8. Imprisonment sentences
a. Sentences calling for the incarceration of minors under the age of 14 are rare. In such cases, the duration of the penalty is significantly lower than the maximum sentence of the crime as established under the law.
b. Recent years have witnessed a significant decrease in the imprisonment of minors. While during 2009 and 2010, 539 and 522 minors, respectively, were imprisoned, in 2011 only 315 minors are expected to be imprisoned (this data reflects the extrapolations of the cases closed by 31 August, 2011).
c. The duration of sentences has also shortened significantly.
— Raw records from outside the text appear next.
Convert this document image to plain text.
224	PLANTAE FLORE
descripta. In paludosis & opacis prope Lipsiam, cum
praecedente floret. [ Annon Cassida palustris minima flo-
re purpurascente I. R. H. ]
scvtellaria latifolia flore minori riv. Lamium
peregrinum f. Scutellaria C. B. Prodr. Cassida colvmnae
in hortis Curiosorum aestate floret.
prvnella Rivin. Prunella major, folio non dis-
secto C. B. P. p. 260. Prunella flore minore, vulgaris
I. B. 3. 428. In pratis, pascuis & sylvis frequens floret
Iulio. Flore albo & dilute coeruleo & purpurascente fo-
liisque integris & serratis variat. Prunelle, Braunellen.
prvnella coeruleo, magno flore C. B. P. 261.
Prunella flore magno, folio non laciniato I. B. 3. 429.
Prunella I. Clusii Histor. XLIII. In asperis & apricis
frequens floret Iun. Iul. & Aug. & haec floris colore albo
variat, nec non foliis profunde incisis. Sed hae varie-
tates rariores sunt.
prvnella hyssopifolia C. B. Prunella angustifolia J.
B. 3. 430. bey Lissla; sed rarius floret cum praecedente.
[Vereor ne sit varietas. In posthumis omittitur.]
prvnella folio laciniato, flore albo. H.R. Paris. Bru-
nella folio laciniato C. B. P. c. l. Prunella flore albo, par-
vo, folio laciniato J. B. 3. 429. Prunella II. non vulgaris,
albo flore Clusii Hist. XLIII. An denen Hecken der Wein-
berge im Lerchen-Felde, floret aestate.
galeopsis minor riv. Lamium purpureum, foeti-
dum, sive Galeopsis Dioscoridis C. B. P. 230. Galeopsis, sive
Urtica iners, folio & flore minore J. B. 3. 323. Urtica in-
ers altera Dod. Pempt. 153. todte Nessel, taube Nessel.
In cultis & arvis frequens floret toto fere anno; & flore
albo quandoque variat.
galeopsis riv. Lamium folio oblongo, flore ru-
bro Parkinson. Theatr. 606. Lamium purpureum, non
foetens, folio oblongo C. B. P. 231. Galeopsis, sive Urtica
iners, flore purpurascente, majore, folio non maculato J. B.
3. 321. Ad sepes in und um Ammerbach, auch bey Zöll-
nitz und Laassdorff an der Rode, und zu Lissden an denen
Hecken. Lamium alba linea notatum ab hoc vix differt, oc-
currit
While in 2009 and 2010 the average prison sentence was for 316 and 295 days respectfully, in 2011 the average sentence has been reduced to 181 days (through 31 August).
9. Amendment 10 to the Security Order (Judea and Samaria), 5771-2011
Recently approved Amendment 10 raised the age of minority in the Area to 18, meeting the standards of both international practice and Israeli law. The Amendment provides all minors under the age of 18 with the following rights:
a. A court-appointed defense attorney;
b. The presence of a parent or relative during every hearing;
c. The separation of minors and adults in living quarters in all detention facilities;
d. The separation of minors and adults in all judicial proceedings;
e. The transfer of all cases involving minors from the General Military Court to the Juvenile Court, and re-initiation of proceedings;
f. The notification of a parent about any investigation;
g. The right to be informed of one’s rights prior to an investigation;
h. The issuance of a probation officer report prior to sentencing;
i. A statute of limitations of one year for offences committed by minors.
* This background document prepared by AIJAC includes material provided by Israel’s Ministry of Foreign Affairs and the Israeli Defence Forces.